Madagascar, Antsirabé, Fianarantsoa

AFFD (Aide aux Filles et Femmes en Détresse)

Responsable : Jacques Garreau

 

Il s’agit de venir en aide aux filles prostituées. Des foyers avec des ateliers de broderie ont été mis en place à Fianarantsoa et à Antsirabé qui accueillent notamment les plus âgées. Avec l’aide des « anciennes », l’AFFD essaie de porter secours aux prostituées plus jeunes qui errent dans les rues avec, souvent, leur enfant dans le dos.

A Antsirabé, la maison « Elisabeth » accueille une vingtaine de filles et des bébés.

Le foyer « Marie-Madeleine » compte une douzaine de filles et plusieurs bébés.
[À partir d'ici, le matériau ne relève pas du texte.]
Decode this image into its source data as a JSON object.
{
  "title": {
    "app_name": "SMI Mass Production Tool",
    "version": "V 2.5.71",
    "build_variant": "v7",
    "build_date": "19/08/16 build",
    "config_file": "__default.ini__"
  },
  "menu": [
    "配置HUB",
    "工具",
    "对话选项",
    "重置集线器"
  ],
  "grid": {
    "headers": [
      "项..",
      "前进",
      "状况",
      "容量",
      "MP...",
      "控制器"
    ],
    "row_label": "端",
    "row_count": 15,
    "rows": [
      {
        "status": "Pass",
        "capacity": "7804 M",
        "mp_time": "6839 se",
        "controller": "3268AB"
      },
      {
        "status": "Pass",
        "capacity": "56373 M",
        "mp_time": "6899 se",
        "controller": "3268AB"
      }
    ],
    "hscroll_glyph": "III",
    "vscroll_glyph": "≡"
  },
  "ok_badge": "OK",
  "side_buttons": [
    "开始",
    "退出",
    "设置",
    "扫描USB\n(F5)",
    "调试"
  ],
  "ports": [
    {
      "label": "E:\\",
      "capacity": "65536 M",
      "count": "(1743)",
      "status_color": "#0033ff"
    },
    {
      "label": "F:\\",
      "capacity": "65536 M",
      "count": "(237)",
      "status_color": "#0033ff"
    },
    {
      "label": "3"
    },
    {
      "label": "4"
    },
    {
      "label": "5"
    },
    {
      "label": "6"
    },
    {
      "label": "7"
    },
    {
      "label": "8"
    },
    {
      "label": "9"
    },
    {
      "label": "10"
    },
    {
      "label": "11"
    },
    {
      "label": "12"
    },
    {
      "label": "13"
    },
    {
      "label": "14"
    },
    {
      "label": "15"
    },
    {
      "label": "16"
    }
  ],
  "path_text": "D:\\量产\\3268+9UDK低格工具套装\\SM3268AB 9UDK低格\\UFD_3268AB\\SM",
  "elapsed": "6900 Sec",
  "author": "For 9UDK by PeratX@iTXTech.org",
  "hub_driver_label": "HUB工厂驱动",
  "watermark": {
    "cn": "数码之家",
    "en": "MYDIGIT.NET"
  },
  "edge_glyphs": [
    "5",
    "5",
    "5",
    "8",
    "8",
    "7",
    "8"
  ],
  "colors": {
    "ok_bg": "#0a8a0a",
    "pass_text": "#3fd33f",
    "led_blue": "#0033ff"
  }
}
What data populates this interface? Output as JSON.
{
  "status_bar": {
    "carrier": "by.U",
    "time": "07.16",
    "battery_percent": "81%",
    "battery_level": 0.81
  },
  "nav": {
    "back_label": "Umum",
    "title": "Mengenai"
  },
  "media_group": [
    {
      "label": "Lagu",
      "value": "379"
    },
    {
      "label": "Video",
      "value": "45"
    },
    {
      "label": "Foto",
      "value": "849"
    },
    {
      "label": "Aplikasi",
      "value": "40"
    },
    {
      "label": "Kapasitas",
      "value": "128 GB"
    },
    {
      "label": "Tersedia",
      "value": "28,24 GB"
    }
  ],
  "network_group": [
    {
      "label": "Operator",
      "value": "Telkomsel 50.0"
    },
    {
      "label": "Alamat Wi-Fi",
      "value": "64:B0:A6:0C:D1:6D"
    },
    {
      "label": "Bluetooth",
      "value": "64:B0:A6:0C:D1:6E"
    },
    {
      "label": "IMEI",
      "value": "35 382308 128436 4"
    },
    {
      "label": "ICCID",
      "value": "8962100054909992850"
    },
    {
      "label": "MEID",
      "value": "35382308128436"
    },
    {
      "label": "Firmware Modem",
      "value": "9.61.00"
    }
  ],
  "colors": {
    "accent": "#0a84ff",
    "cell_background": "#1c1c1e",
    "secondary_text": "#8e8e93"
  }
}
A Fianarantsoa, dans le foyer « Monique » vivent une vingtaine de filles et plus de 60 bébés. On y trouve une salle de cours et un atelier de formation. Un nouvel espace a été créé à Morondava, petit port de la côte ouest situé à 400 kilomètres de piste d’Antsirabé.

La coopérative ouvrière « le Pari » regroupe une vingtaine de jeunes filles dont certaines ont un bébé. La gestion de cette coopérative est assurée par une bénévole, membre de l’association. Les articles en broderie et boutis sont réalisés pour la vente, notamment à Maurice et en France.

Toutes les jeunes filles reçoivent une instruction générale indispensable, la plupart d’entre elles n’ayant pas dépassé le niveau du CE2.

La première génération des filles a maintenant quitté les foyers : une cinquantaine sont autonomes. Plusieurs travaillent à domicile. Un jour par semaine les monitrices sont à leur disposition pour transmettre les commandes, préparer le travail, dessiner les motifs, fournir coton et tissus achetés par les filles. Les travaux finis seront vendus en France notamment. D’autres sont employées dans un atelier de couture qui produit des vêtements de travail et autres commandes d’entreprises malgaches. L’AFFD aide au financement des machines. Après un an de travail, les filles deviennent actionnaires de cet atelier.

Innovation importante : « comment utiliser des déchets naturels pour créer des emplois ?». C’est la question que s’est posée en 2013 l’A.F.F.D. Réponse : l’association récupère auprès des rizeries les coques qui ne sont pas utilisées, auprès des scieries la sciure, et dans la nature feuilles et plantes sauvages. Le tout, une fois broyé et séché, sert à confectionner des briquettes de biomasse qui remplacent le charbon de bois. Ces briquettes servent également de carburant au four installé pour sécher les mangues et d’autres fruits. L’A.F.F.D. envisage aussi de développer de petits élevages : poules, canards, dindons, vaches laitières. Des activités génératrices de revenus qui sont les bienvenues.

Les résultats sont là. Pas une fille n’est retournée à la prostitution depuis la création de l’association.